Rey Tavares, professor de Educação Física e treinador de um grupo de corrida

A corrida continua

Para quem gosta de correr e está com abstinência de adrenalina e endorfina, alguns profissionais recomendam que a prática da corrida seja mantida em novos ambientes: em casa, no condomínio e até mesmo no ambiente virtual.

“Hoje, já existe o Zwift Running, que é um simulador de corrida virtual. Ele pode ser acessado na esteira ou na rua, caso a pessoa tenha um bluetooth no relógio, sendo este utilizado para controlar os ritmos das voltas durante a corrida. É uma ótima opção para quem treina em esteira, já que o simulador mostra outros atletas treinando ao mesmo tempo em que você se exercita”, indica Rey Tavares.

Simulador de corrida virtual é uma ótima opção para quem não quer perder o ritmo das corridas

O retorno às ruas

Ainda não se sabe quando as ruas irão ficar cheias de corredores novamente, a previsão do retorno das corridas de rua é uma incerteza até para quem está nesse meio. Há quem diga que os eventos esportivos só irão voltar após a criação de uma vacina para a Covid-19, já outros enxergam uma movimentação lenta e pequena na classe.

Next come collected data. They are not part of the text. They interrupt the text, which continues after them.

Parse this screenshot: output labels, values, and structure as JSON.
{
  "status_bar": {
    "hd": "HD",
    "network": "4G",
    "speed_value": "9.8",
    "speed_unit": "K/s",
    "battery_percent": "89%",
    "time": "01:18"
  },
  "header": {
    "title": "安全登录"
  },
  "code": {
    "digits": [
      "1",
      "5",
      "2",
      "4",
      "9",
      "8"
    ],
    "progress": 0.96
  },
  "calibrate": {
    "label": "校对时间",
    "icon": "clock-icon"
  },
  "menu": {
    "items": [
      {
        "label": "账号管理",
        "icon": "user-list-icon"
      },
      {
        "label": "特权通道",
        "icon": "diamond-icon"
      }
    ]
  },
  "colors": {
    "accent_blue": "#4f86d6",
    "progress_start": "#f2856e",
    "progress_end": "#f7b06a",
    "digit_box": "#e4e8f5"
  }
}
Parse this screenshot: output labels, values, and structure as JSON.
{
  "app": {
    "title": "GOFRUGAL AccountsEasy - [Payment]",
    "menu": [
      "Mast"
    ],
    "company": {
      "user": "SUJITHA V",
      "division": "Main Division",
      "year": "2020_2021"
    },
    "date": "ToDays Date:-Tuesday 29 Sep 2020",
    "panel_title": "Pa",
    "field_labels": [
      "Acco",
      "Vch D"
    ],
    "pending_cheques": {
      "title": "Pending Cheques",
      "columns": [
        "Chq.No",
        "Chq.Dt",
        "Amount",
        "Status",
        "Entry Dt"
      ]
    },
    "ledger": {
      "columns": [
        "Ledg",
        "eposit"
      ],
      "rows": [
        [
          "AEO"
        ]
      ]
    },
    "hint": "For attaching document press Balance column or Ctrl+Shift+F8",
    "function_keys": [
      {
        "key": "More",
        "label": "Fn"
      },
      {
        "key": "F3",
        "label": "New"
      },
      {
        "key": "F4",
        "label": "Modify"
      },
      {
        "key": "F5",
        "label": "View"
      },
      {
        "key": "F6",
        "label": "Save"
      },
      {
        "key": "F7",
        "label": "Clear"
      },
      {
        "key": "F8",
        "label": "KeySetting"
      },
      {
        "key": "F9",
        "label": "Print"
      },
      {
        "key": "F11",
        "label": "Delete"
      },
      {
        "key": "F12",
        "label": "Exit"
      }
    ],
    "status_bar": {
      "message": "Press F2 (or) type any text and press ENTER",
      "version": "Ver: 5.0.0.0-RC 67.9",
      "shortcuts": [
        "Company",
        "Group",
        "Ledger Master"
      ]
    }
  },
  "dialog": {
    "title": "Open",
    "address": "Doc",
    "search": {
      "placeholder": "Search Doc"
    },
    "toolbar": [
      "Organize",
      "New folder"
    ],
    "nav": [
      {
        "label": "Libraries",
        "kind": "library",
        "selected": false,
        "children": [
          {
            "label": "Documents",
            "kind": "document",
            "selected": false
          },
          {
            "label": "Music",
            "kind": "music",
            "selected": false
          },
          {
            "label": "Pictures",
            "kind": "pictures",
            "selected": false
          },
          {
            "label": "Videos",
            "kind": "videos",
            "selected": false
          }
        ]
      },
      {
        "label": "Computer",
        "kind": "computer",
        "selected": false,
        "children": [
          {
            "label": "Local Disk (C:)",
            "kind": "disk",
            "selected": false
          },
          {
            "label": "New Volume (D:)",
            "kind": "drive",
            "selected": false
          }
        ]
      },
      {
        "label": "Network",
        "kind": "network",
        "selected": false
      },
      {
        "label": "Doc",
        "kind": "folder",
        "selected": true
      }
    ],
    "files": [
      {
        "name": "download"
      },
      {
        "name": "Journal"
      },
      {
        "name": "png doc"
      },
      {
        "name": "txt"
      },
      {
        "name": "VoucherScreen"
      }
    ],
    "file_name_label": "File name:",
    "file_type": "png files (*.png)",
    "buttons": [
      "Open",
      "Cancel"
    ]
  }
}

“Há uma movimentação das assessorias e organizadores de provas em relação ao retorno. Inclusive, uma comissão foi criada pelas principais empresas que organizam corridas pelo Brasil, cuja reunião já resultou em um documento com os principais pontos a serem adotados para que os atletas tenham segurança”, comenta Rey Tavares, que, desde os primeiros casos do novo coronavírus em São Luís, vem pensando em protocolos de segurança para o tão aguardado retorno.

“Primeiramente, temos que saber que jamais será como antes, que deve haver preocupação em relação ao distanciamento social e em seguir as medidas de higiene já adotadas pelos órgãos responsáveis. Como sugestão, estão o uso da máscara antes, durante e após a corrida; a utilização do álcool em gel; correr sozinho, em duplas ou trios, sempre se preocupando em ficar ao lado do colega, jamais atrás ou à frente, já que o vento consegue espalhar o vírus por distâncias acima de 5 metros; os objetos pessoais deverão ficar com a própria pessoa; as largadas, provavelmente, serão por horários, separando em ondas e diminuindo, assim, a quantidade de pessoas; os pódios serão evitados; e os corredores, após o fim da corrida, seguirão direto para os seus transportes, evitando aglomeração”, opina o profissional.

Para Maura Ferreira, que compõe o grupo dos que sonham em voltar a correr nas maratonas da vida, é preciso ter paciência e saber encarar o momento como um período de ressignificação e motivação. “Quando gostamos de algo, precisamos ficar preparados para as adversidades que aparecem, por isso eu continuo treinando, mesmo que não seja como antes, pois, dessa forma, eu me mantenho focada naquilo que me faz bem, que é correr”, conclui.